Damit erfolgreiche Krebsforschung auch beim Patienten ankommt, müssen unterschiedliche Fachrichtungen eng zusammen arbeiten. Im Deutschen Konsortium für Translationale Krebsforschung, kurz DKTK, kooperieren 21 Einrichtungen an acht Standorten.

Eine Kernaufgabe der Krebsforschung ist es, die Ergebnisse der Grundlagenforschung auf neue Ansätze zur Prävention, Diagnostik und Behandlung von Krebserkrankungen hin zu überprüfen. An den acht Standorten des DKTK verpflichten sich Wissenschaftlerinnen und Wissenschaftler, Ärzte und Ärztinnen genau diesem "translationalen" Gedanken.

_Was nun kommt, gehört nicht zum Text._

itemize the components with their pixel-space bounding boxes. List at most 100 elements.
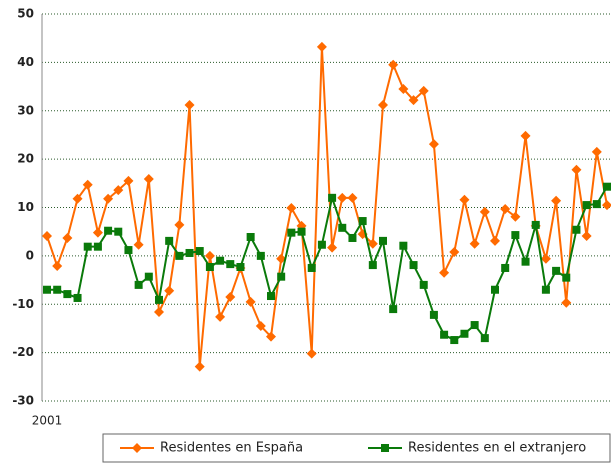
point — [520, 130, 531, 141]
point — [582, 201, 591, 210]
point — [82, 179, 93, 190]
point — [581, 231, 592, 242]
point — [449, 247, 460, 258]
point — [531, 220, 540, 229]
point — [143, 173, 154, 184]
point — [551, 195, 562, 206]
point — [490, 235, 500, 246]
point — [450, 336, 459, 345]
y-tick-label: 20 — [17, 152, 34, 166]
y-tick-label: -20 — [12, 345, 34, 359]
point — [42, 231, 52, 242]
legend-label: Residentes en el extranjero — [408, 441, 586, 456]
x-tick-label: 2001 — [32, 414, 63, 428]
point — [521, 257, 530, 266]
point — [134, 280, 143, 289]
point — [246, 233, 255, 242]
point — [591, 146, 602, 157]
point — [571, 164, 582, 175]
point — [123, 175, 134, 186]
point — [439, 267, 450, 278]
y-tick-label: 40 — [17, 55, 34, 69]
point — [459, 194, 470, 205]
point — [368, 261, 377, 270]
point — [144, 272, 153, 281]
point — [93, 242, 102, 251]
point — [277, 272, 286, 281]
point — [561, 297, 572, 308]
point — [62, 232, 73, 243]
point — [338, 223, 347, 232]
y-tick-label: 50 — [17, 7, 34, 21]
point — [103, 193, 114, 204]
point — [500, 203, 511, 214]
point — [236, 263, 245, 272]
point — [267, 292, 275, 301]
point — [52, 261, 63, 272]
point — [132, 443, 142, 453]
point — [552, 266, 561, 275]
point — [541, 285, 550, 294]
point — [316, 41, 327, 52]
point — [317, 240, 326, 249]
point — [460, 329, 469, 338]
point — [225, 291, 236, 302]
point — [72, 193, 83, 204]
point — [511, 231, 520, 240]
legend-label: Residentes en España — [160, 441, 303, 456]
point — [194, 361, 205, 372]
point — [337, 192, 348, 203]
point — [133, 239, 144, 250]
point — [245, 296, 256, 307]
point — [379, 236, 387, 245]
point — [83, 242, 92, 251]
point — [165, 236, 174, 245]
point — [286, 202, 297, 213]
point — [256, 251, 265, 260]
point — [43, 285, 51, 294]
point — [287, 228, 296, 237]
point — [195, 247, 204, 256]
point — [327, 242, 338, 253]
point — [572, 225, 581, 234]
point — [104, 226, 113, 235]
point — [53, 285, 62, 294]
point — [408, 95, 419, 106]
point — [491, 285, 499, 294]
point — [540, 253, 551, 264]
y-tick-label: 30 — [17, 103, 34, 117]
point — [381, 444, 389, 452]
point — [378, 99, 388, 110]
point — [428, 139, 439, 150]
point — [185, 248, 194, 257]
point — [510, 211, 521, 222]
point — [479, 206, 490, 217]
point — [175, 251, 184, 260]
point — [114, 227, 123, 236]
point — [174, 219, 185, 230]
point — [155, 295, 163, 304]
point — [226, 260, 235, 269]
point — [358, 217, 367, 226]
point — [419, 280, 428, 289]
point — [73, 293, 82, 302]
point — [276, 253, 287, 264]
point — [592, 200, 601, 209]
point — [398, 83, 409, 94]
point — [347, 192, 358, 203]
point — [348, 233, 357, 242]
point — [603, 182, 611, 191]
point — [440, 330, 449, 339]
point — [480, 334, 489, 343]
y-tick-label: 0 — [26, 248, 34, 262]
point — [113, 185, 124, 196]
point — [63, 290, 72, 299]
point — [389, 305, 398, 314]
point — [388, 59, 399, 70]
point — [255, 321, 266, 332]
point — [164, 285, 175, 296]
point — [409, 261, 418, 270]
point — [307, 263, 316, 272]
point — [204, 250, 215, 261]
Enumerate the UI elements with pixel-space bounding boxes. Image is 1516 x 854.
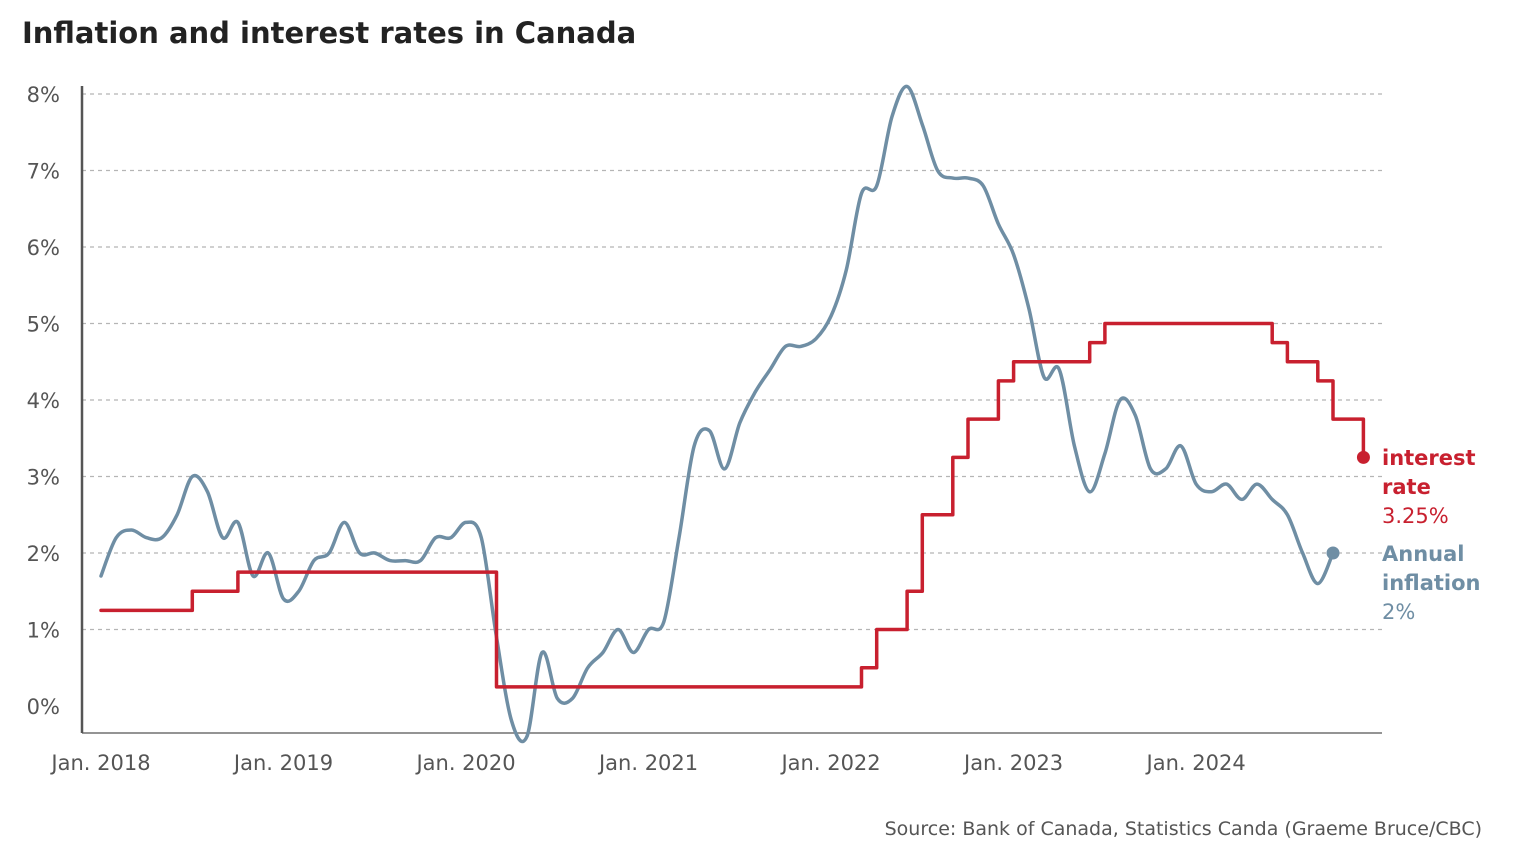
inflation-label: inflation <box>1382 571 1481 595</box>
label-layer: Annual inflation 2% interest rate 3.25% <box>1382 446 1481 624</box>
inflation-label: 2% <box>1382 600 1415 624</box>
y-tick-label: 7% <box>27 160 60 184</box>
interest-rate-line <box>99 321 1366 689</box>
interest-rate-end-dot <box>1356 450 1370 464</box>
source-note: Source: Bank of Canada, Statistics Canda… <box>884 818 1482 840</box>
y-tick-label: 1% <box>27 619 60 643</box>
y-tick-label: 5% <box>27 313 60 337</box>
interest-rate-label: 3.25% <box>1382 504 1449 528</box>
y-tick-label: 6% <box>27 236 60 260</box>
series-layer <box>99 84 1370 744</box>
y-tick-label: 2% <box>27 542 60 566</box>
interest-rate-label: interest <box>1382 446 1476 470</box>
grid-layer <box>82 93 1382 631</box>
x-tick-label: Jan. 2018 <box>49 751 150 775</box>
x-tick-label: Jan. 2021 <box>597 751 698 775</box>
inflation-end-dot <box>1326 546 1340 560</box>
x-tick-label: Jan. 2023 <box>962 751 1063 775</box>
x-tick-label: Jan. 2024 <box>1145 751 1246 775</box>
y-tick-label: 3% <box>27 466 60 490</box>
axis-layer: 0% 1% 2% 3% 4% 5% 6% 7% 8% Jan. 2018 Jan. 2019 Jan.… <box>27 83 1382 775</box>
interest-rate-label: rate <box>1382 475 1431 499</box>
inflation-line <box>99 84 1335 744</box>
x-tick-label: Jan. 2022 <box>779 751 880 775</box>
y-tick-label: 4% <box>27 389 60 413</box>
x-tick-label: Jan. 2019 <box>232 751 333 775</box>
x-tick-label: Jan. 2020 <box>414 751 515 775</box>
y-tick-label: 8% <box>27 83 60 107</box>
y-tick-label: 0% <box>27 695 60 719</box>
chart-title: Inflation and interest rates in Canada <box>22 16 637 50</box>
inflation-label: Annual <box>1382 542 1464 566</box>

DKTK konkret: Was erforscht werden soll

Im Einzelnen befasst sich das DKTK mit

  • den Signalwegen der Krebsentstehung
  •  der molekularen Diagnostik von Krebserkrankungen
  • der Tumorimmunologie und Immuntherapien
  • der Rolle der Stammzellen bei Krebs
  • der Strahlentherapie und Bildgebung sowie der Therapieresistenz und mit
  • der Prävention und Früherkennung von Krebserkrankungen

Eine besondere Rolle nimmt dabei die personalisierte Medizin ein: Gemeinsam mit dem Deutschen Krebsforschungszentrum (DKFZ) in Heidelberg hat das DKTK Anfang 2015 die größte Sequenziereinheit Deutschlands eingerichtet. Damit kann die Erbinformation von Patienten schnell und präzise analysiert werden, um so die Diagnose und Therapie von Krebs spezifisch auf die Patienten auszurichten.

Die Sequenziereinheit ist Teil der fünf DKTK-Forschungsplattformen. Sie sollen die gemeinsame Forschung der einzelnen Standorte unterstützen. Im Zentrum steht die Klinische Kommunikationsplattform. Sie dient einerseits der Rekrutierung von Patientinnen und Patienten für standortübergreifende klinische Studien. Andererseits werden hier die lokalen Biobanken und die Tumordokumentation der einzelnen Partnerstandorte in einem datenschutzkonformen Format miteinander verbunden.

Attraktive Angebote für den wissenschaftlichen Nachwuchs

Der breit gefächerten Nachwuchsförderung kommt im DKTK eine besondere Bedeutung zu. "Wichtig ist es vor allem, junge Medizinerinnen und Mediziner mit einer gewissen klinischen Erfahrung in die Krebsforschung zu holen", betont Otmar Wiestler. Speziell für diese Nachwuchsgruppe ist am DKTK die "School of Oncology" aufgebaut worden. Auf der anderen Seite werden Forscherinnen und Forscher mit naturwissenschaftlichem Hintergrund stärker an die translationale medizinische Forschung herangeführt.